L'aéroplane obtient les mêmes résultats par les mêmes moyens, mais en sens inverse: contre l'air, immobile, par exemple, il précipite une surface déterminée avec une vitesse également déterminée et si les déterminations sont bonnes, c'est-à-dire si la surface et la vitesse sont suffisantes, la pression en dépassant le poids de l'engin le soulève; l'essor de l'aéroplane est obtenu.
Il est encore plus facilement obtenu si l'air, au lieu d'être immobile, va contre l'aéroplane, en rasant le sol, dans le sens opposé à sa direction, parce qu'alors sa vitesse s'ajoute en quelque sorte à celle de l'appareil.
Dans le cas contraire, l'aéroplane doit pouvoir ajouter à la vitesse nécessaire pour son enlèvement, celle du vent dans le sens duquel il se dirige,—ou faire tête au vent pour s'élever car dès qu'il a quitté le sol, ce supplément de vitesse, égal à la vitesse du vent, ne lui est plus nécessaire pour se soutenir, la vitesse calculée pour sa marche en air immobile pourrait lui suffire, puisqu'il se trouve par rapport à l'air, dès qu'il est détaché du sol, dans une situation comme celle de l'aéronat.
L'aviation comporte encore d'autres considérations sur l'air, mais il convient de les ajourner pour simplifier ce début et parce qu'elles seront plus claires lorsqu'elles interviendront à propos des phénomènes expérimentaux qu'elles expliquent.
III
Les Étapes de l'Aviation
Divers types d'aéroplanes fonctionnent aujourd'hui d'une manière plus ou moins satisfaisante. Or, il semble qu'il devrait être aisé d'apprécier exactement leurs mérites et de déduire de ces différents types le modèle rationnel du «plus lourd que l'air» en expliquant avec simplicité sa théorie et sa pratique.

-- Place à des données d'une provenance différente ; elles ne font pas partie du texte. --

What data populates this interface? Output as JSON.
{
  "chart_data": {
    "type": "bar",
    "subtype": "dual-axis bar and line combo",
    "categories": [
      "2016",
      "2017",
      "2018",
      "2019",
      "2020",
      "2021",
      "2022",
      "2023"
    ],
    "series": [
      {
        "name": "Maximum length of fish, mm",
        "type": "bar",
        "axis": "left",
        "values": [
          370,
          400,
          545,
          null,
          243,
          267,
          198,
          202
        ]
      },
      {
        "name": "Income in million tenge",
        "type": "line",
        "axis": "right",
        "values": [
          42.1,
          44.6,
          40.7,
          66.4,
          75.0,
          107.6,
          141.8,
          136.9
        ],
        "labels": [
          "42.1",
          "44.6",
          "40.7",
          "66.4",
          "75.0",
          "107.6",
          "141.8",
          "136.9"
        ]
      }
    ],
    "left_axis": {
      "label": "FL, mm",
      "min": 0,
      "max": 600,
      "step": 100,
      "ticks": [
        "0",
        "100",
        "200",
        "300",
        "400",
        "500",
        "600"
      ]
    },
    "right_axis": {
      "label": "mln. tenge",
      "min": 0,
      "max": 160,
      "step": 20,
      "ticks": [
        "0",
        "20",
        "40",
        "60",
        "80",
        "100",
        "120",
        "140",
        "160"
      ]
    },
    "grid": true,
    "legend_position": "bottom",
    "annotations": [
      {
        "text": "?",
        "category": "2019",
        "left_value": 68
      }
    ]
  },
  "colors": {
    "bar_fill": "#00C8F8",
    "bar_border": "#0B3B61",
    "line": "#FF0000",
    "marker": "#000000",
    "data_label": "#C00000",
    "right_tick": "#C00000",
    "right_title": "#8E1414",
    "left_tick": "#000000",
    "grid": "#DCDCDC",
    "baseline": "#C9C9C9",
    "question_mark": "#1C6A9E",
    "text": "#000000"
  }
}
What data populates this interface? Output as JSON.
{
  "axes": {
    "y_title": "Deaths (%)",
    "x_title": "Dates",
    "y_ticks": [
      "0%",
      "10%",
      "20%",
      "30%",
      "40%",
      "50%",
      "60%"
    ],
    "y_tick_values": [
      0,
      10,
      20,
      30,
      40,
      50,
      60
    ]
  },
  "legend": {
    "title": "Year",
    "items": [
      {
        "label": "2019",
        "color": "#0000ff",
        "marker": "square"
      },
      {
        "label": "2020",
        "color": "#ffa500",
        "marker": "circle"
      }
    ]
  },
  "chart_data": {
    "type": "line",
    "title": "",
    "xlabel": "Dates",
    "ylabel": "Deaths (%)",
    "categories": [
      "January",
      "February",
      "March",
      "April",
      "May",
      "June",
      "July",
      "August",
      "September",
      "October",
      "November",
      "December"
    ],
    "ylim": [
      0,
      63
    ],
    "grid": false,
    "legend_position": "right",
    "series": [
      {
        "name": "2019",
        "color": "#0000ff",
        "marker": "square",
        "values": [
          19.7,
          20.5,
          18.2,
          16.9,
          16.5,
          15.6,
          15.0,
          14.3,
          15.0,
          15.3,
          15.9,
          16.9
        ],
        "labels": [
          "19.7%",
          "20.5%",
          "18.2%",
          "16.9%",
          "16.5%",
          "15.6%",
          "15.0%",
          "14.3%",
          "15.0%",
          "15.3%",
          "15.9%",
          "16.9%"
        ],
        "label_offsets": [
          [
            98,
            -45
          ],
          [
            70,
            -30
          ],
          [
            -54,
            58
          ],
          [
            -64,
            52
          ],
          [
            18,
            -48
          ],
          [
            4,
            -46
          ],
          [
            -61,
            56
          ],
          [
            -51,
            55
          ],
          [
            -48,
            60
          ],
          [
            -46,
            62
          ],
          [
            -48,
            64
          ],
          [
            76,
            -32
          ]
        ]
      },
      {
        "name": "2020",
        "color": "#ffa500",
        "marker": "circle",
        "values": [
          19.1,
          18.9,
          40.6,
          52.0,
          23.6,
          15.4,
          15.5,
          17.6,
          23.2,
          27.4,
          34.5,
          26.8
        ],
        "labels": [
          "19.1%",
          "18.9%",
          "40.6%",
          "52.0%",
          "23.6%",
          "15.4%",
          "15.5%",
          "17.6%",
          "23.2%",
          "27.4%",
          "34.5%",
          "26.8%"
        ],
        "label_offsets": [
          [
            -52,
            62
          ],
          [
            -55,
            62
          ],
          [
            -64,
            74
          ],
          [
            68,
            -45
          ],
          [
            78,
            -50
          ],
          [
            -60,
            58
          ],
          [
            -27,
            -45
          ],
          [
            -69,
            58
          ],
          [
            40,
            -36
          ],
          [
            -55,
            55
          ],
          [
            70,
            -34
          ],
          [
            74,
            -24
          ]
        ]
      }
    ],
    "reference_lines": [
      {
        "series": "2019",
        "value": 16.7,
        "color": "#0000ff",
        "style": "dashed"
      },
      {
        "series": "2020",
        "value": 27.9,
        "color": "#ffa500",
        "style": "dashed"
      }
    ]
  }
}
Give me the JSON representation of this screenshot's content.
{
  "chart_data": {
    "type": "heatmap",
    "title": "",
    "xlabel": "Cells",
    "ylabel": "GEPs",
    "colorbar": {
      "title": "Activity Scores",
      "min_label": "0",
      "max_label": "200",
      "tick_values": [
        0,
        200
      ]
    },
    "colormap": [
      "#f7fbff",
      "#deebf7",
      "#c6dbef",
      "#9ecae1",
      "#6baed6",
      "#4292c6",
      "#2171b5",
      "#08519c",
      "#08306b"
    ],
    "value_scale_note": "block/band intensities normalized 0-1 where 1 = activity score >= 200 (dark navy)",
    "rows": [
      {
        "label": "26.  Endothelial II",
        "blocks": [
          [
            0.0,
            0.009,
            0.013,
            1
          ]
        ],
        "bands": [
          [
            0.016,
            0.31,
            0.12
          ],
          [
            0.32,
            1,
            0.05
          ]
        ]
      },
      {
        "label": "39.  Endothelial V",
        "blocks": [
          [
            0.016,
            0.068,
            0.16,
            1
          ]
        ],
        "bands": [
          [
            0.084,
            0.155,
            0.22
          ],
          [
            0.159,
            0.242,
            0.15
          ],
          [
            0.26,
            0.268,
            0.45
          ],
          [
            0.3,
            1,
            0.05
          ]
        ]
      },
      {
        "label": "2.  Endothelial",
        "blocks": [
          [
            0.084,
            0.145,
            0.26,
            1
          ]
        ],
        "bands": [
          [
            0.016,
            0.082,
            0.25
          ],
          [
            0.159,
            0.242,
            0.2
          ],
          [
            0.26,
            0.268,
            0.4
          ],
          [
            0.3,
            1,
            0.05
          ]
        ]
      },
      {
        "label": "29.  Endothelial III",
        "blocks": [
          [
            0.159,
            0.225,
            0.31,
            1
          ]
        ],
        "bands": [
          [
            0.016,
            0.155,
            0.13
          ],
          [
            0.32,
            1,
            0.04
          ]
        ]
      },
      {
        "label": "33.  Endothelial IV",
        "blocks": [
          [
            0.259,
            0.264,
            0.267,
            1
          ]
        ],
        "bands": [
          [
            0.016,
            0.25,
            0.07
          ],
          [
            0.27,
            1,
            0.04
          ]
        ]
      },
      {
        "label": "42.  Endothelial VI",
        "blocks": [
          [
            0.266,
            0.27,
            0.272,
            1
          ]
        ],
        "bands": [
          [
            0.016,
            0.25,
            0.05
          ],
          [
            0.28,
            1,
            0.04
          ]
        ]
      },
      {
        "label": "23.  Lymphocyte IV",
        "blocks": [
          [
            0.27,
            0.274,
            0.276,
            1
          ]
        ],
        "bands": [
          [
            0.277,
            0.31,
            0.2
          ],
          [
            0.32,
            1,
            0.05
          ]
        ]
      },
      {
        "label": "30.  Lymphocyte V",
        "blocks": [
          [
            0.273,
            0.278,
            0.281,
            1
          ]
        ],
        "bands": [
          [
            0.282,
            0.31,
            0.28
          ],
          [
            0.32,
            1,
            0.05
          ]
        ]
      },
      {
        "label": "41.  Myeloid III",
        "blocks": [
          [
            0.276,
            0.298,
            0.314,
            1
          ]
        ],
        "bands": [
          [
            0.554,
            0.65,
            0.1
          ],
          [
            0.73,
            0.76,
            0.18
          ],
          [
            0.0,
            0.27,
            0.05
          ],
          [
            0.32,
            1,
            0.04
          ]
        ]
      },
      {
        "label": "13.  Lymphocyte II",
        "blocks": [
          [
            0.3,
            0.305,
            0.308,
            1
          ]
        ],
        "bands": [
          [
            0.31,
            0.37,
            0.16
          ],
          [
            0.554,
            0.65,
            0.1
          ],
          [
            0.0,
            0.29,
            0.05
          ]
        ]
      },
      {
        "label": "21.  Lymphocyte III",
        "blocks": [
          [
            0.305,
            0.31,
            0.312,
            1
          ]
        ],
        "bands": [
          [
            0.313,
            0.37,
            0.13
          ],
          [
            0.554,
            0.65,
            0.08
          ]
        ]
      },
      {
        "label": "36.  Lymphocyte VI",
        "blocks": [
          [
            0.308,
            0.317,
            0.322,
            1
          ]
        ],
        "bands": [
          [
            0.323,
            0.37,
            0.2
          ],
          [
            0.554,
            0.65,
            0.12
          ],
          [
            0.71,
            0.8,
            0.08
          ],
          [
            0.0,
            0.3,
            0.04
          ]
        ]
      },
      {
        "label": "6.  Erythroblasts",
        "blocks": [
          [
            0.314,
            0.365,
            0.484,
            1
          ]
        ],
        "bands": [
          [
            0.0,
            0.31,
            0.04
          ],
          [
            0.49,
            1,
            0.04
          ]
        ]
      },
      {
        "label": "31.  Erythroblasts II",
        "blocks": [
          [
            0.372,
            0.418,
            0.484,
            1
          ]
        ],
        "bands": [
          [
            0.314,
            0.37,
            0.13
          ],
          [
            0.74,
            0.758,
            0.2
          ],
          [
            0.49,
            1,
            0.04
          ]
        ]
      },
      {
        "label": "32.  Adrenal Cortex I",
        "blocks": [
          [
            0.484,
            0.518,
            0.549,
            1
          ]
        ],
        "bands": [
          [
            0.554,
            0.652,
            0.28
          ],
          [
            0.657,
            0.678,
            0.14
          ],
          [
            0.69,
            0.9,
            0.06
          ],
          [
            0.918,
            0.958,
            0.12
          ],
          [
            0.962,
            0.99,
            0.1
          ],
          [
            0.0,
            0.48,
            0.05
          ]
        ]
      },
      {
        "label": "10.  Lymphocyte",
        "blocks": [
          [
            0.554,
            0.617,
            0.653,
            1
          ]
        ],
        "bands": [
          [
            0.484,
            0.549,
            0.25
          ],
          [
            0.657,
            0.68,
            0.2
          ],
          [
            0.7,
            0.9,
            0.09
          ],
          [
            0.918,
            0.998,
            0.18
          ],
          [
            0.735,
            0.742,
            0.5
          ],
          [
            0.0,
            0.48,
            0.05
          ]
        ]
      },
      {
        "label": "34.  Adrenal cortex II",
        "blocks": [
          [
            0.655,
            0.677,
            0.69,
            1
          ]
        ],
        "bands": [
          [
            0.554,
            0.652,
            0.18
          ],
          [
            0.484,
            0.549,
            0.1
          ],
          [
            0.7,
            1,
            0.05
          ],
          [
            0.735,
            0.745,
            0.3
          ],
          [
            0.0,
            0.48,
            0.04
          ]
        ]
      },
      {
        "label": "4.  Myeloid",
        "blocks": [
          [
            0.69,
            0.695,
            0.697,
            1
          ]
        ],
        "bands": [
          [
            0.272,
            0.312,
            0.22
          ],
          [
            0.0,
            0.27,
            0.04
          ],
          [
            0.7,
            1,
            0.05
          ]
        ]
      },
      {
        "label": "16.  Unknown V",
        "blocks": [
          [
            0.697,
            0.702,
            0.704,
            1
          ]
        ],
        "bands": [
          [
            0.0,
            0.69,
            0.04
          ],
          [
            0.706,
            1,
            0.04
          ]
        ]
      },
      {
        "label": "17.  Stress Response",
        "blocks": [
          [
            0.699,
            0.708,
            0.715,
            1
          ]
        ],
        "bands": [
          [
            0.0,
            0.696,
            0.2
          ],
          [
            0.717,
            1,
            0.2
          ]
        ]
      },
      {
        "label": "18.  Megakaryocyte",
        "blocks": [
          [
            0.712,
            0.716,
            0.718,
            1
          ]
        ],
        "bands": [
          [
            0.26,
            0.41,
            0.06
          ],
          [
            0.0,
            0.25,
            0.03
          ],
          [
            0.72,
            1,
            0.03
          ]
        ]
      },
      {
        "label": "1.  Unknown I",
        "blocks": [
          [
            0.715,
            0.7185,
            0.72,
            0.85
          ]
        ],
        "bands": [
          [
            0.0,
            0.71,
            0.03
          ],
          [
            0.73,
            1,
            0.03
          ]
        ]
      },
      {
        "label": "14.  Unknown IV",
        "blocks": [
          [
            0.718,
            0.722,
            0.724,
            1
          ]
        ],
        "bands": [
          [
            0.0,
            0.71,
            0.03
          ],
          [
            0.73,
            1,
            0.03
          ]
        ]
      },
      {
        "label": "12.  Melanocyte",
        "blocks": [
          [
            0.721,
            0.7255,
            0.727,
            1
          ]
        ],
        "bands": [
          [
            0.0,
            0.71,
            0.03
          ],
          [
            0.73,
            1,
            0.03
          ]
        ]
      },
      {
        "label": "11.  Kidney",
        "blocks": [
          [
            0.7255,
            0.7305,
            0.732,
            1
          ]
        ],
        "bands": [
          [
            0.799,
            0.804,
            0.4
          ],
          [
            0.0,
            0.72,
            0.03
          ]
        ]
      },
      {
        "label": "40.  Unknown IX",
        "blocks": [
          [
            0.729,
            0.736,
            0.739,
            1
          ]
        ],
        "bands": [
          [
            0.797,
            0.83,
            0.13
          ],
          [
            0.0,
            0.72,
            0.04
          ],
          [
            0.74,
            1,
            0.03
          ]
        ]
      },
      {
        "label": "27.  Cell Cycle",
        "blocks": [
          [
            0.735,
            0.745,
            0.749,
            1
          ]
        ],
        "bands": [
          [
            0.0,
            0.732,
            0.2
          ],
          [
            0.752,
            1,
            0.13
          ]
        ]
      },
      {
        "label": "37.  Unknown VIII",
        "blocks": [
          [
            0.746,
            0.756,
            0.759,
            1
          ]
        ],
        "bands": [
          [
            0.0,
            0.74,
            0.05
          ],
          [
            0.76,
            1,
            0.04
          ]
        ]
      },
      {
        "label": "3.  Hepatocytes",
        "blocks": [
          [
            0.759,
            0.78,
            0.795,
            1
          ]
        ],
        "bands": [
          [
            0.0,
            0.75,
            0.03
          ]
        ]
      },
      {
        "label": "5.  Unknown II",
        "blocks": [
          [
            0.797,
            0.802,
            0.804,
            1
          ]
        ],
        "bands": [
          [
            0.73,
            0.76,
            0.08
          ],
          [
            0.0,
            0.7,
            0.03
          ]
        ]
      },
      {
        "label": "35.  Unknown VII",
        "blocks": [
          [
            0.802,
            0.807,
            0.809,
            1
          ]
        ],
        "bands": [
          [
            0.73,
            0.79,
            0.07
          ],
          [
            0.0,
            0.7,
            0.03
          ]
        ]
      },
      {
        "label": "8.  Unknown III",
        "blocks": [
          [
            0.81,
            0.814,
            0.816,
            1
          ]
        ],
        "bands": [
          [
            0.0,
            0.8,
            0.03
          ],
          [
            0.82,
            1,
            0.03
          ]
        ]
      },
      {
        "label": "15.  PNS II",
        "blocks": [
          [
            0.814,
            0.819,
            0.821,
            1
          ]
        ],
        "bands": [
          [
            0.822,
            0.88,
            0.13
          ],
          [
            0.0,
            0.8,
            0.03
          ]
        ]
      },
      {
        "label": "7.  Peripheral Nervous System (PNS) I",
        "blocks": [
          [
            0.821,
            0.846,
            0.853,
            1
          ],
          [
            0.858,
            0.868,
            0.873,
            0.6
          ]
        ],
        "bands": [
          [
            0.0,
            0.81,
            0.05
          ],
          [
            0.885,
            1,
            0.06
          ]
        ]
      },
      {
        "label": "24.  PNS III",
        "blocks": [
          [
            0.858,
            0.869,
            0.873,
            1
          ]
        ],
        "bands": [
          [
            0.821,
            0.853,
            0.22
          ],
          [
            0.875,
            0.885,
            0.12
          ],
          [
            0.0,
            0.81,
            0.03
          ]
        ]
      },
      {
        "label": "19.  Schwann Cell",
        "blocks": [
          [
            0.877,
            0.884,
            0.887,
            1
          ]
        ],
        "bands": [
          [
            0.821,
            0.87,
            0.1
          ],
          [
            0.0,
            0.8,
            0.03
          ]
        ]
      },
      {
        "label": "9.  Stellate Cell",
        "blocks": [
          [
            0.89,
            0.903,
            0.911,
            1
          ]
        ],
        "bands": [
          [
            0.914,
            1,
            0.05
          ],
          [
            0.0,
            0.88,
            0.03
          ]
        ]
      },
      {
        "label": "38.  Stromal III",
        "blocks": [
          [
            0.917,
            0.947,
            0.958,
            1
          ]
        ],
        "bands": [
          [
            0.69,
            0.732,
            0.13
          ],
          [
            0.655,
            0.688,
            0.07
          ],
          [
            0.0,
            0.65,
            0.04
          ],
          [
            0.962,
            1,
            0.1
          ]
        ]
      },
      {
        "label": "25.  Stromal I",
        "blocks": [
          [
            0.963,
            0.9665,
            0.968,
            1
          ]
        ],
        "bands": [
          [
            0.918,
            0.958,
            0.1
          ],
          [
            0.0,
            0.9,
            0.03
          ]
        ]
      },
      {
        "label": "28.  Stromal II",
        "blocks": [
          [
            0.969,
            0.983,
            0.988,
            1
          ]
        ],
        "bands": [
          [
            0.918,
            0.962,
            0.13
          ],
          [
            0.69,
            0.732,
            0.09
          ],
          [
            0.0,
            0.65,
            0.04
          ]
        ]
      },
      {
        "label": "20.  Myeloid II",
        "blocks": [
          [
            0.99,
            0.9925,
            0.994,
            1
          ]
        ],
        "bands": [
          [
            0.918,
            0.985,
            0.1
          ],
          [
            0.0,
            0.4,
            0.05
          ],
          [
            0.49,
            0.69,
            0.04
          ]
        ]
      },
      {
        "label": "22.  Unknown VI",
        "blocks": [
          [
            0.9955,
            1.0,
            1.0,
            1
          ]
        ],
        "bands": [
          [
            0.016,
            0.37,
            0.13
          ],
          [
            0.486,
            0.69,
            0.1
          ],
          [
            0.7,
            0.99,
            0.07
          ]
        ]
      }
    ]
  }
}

Cela n'est pourtant guère possible pour une série de causes: les phénomènes de l'aviation sont trop étrangers, notamment, à la majorité des personnes et, d'autre part, les techniciens eux-mêmes ne sont pas encore assez renseignés sur une importante partie des composantes du problème pour en formuler des explications définitives, encore qu'il soit pratiquement résolu.
Pour faciliter la compréhension sommaire mais nette des principes de l'aviation, il est donc nécessaire de passer rapidement en revue d'abord les tentatives de sustentation dans l'air au moyen de plans ou surfaces planes, plus ou moins semblables à des ailes étendues et sans mouvement. Ces essais furent l'œuvre d'une courte série d'expérimentateurs hardis, qui préparèrent mieux que tous autres dans cette voie simple et pratique la conquête de l'espace atmosphérique au moyen du «plus lourd que l'air».